# comparing two integers in R: “longer object length not multiple of shorter object length” ddply

I'm getting an "longer object length not multiple of shorter object length" warning in R when comparing two integers to subset a dataframe in the midst of a user defined function.

The user defined function just returns the median of a subset of integers taken from a dataframe:

function(s){ return(median((subset(EDB,as.integer(validSession) == as.integer(s)))$absStudentDeviation)) }

(I did not originally have the as.integer coercions in there. I put them there to debug, text, and I'm still getting an error.)

The specific error I'm getting is:

In as.integer(validSession) == as.integer(s) : longer object length is not a multiple of shorter object length

I get this warning over 50 times when calling:

mediandf <- ddply(mediandf,.(validSession), transform, grossMed2 = medianfuncEDB(as.integer(validSession)))

The goal is to calculate the median of $validSession associated with the given validSession in the large dataframe EDB and attach that vector to mediandf.

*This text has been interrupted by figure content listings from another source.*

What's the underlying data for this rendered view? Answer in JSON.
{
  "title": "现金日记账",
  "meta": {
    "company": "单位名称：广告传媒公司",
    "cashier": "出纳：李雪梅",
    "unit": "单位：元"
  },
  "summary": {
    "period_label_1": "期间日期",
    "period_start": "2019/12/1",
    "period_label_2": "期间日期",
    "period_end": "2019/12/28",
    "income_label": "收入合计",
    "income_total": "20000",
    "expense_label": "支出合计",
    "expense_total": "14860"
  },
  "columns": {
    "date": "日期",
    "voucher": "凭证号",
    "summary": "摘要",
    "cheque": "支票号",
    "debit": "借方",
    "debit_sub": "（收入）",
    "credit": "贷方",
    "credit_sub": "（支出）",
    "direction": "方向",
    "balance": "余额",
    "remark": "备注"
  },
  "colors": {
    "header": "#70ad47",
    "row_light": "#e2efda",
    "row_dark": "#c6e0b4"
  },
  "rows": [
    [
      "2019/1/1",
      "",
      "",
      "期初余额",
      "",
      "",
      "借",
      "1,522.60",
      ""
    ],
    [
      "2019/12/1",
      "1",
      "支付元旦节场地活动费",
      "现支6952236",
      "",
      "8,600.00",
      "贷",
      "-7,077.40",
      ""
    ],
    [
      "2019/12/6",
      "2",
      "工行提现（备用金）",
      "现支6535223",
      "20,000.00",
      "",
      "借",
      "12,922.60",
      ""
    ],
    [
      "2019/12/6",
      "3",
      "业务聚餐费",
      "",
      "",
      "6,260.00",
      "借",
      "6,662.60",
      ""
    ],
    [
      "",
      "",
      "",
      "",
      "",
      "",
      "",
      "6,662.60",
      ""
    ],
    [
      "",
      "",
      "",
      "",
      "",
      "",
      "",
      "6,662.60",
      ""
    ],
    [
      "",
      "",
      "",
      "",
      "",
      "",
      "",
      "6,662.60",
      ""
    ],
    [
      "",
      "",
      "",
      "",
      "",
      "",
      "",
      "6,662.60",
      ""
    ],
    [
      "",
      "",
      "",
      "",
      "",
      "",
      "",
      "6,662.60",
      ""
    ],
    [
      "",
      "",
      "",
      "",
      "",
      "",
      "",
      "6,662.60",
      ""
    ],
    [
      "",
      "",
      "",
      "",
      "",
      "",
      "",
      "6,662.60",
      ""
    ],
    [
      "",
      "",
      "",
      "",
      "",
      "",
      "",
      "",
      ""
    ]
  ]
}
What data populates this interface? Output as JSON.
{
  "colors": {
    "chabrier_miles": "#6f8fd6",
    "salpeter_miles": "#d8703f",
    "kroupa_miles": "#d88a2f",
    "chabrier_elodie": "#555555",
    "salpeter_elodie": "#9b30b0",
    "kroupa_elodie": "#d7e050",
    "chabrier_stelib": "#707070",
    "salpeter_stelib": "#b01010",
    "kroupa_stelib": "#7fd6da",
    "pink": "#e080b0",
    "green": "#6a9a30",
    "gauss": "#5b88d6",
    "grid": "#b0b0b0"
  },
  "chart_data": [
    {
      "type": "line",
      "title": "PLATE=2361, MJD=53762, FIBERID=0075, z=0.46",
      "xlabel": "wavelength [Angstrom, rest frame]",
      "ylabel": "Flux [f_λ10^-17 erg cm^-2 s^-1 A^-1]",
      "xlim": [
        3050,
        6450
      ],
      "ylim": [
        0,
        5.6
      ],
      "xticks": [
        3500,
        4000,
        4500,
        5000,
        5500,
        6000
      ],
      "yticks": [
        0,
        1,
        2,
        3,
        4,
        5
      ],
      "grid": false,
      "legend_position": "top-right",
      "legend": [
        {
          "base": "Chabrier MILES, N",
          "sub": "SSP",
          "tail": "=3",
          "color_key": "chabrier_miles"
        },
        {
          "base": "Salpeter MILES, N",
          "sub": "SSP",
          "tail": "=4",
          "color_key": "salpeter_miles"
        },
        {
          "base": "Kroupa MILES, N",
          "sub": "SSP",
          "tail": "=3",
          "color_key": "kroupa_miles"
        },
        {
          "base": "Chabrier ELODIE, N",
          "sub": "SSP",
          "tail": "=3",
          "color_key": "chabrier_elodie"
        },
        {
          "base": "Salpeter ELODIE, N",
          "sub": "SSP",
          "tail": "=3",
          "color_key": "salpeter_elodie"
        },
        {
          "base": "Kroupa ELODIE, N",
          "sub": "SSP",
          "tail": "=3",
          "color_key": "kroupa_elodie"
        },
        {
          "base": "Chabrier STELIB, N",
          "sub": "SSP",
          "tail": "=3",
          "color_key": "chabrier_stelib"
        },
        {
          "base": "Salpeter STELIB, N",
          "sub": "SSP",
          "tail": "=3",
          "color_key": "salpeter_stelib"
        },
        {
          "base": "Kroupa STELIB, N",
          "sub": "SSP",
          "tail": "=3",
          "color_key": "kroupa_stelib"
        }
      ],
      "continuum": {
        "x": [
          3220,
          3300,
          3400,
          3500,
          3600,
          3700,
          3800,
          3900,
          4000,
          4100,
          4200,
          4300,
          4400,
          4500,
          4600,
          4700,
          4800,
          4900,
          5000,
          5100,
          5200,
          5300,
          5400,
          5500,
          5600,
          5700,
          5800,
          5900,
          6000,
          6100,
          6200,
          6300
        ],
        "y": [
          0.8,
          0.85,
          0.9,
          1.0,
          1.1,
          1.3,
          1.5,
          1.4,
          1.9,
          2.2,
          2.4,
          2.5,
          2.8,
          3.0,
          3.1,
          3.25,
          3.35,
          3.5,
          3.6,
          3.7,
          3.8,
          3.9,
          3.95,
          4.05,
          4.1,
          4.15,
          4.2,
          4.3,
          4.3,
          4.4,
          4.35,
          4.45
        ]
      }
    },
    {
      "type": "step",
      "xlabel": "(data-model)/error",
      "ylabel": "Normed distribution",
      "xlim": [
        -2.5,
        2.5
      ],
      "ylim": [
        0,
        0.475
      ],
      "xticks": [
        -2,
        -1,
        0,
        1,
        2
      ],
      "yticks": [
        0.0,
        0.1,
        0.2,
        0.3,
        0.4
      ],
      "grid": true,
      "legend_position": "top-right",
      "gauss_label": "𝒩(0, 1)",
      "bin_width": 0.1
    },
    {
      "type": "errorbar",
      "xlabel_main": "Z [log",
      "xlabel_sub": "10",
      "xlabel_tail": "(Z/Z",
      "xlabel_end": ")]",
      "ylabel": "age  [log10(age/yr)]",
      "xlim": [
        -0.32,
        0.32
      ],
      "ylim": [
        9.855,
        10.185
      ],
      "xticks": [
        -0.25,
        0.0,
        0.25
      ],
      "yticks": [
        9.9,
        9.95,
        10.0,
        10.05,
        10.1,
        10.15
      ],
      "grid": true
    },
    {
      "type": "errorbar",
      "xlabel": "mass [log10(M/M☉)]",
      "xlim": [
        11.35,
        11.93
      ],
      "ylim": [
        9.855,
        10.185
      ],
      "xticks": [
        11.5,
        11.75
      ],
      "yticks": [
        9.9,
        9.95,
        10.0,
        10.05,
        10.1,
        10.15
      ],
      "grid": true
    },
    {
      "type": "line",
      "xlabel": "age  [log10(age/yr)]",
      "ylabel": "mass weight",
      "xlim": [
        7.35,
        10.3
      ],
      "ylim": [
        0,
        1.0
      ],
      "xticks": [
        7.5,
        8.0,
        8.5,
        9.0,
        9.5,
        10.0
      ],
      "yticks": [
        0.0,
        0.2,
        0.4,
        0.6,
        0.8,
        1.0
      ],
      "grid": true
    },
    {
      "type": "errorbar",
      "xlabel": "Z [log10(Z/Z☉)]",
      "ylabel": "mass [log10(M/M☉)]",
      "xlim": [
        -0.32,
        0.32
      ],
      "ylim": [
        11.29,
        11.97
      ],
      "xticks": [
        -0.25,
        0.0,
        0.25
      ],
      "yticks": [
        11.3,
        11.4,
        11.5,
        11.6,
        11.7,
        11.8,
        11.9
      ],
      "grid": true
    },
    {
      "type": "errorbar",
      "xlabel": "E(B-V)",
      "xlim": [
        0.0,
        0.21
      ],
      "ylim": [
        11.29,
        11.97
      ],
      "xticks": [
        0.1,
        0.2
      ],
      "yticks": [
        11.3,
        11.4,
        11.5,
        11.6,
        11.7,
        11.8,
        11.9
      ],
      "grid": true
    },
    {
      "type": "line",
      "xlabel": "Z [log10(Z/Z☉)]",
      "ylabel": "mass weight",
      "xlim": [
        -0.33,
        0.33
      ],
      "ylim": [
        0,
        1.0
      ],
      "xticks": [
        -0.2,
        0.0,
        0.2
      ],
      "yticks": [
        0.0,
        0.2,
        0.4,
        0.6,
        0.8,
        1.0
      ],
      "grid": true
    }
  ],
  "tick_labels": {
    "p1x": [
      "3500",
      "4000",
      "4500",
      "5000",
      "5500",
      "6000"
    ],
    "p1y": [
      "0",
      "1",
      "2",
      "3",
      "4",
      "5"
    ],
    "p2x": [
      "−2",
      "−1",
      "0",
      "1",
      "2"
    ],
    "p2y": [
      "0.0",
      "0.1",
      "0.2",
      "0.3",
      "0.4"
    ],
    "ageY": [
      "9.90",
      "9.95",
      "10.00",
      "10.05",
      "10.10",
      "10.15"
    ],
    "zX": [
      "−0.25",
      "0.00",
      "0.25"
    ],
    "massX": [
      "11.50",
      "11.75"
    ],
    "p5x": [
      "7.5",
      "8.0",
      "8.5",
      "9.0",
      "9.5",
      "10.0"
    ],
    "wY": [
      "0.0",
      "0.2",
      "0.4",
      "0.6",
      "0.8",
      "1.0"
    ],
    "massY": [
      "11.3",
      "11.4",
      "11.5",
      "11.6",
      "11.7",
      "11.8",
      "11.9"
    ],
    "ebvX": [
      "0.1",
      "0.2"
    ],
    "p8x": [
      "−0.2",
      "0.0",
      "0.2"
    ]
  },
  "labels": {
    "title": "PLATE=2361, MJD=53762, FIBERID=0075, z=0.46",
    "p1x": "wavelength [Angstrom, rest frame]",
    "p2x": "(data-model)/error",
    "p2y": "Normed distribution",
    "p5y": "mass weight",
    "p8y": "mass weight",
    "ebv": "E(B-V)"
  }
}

I have actually double-checked that all values for validSession in both the mediandf dataframe and the EDB dataframe are integers by subsetting with is.integer(validSession).

Furthermore, it appears that the command actually does what I intend, I get a new column in my dataframe with values I have not verified, but I want to understand the warning. if "medianfuncEDB" is being called with an integer as its input, why am I getting a "longer object length is not multiple of shorter object length" when s == validSession is called?

Note that simple function calls, like medianfuncEDB(5) work without any problems, so why do I get warnings when using ddply?

EDIT: I found the problem with the help of Joran's comment. I did not know that transform fed entire vecotrs into the function. Using validSession[1] instead gave no warnings.

## Answers

The ddply function already subsets your data frame by validSession. Hence transform is only fed a data frame with all the rows corresponding to a particular validSession.

That is, transform is already being fed subset(mediandf,validSession==s) for each s in unique(mediandf$validSession).

Since you don't have to do any subsetting (ddply takes care of that), all you need to do is:

ddply(mediandf,.(validSession),transform,grossMed2=median(absStudentDeviation))

And then you'll get mediandf back out with a new column grossMed2 with the value you want (so it will be the same value within each unique validSession).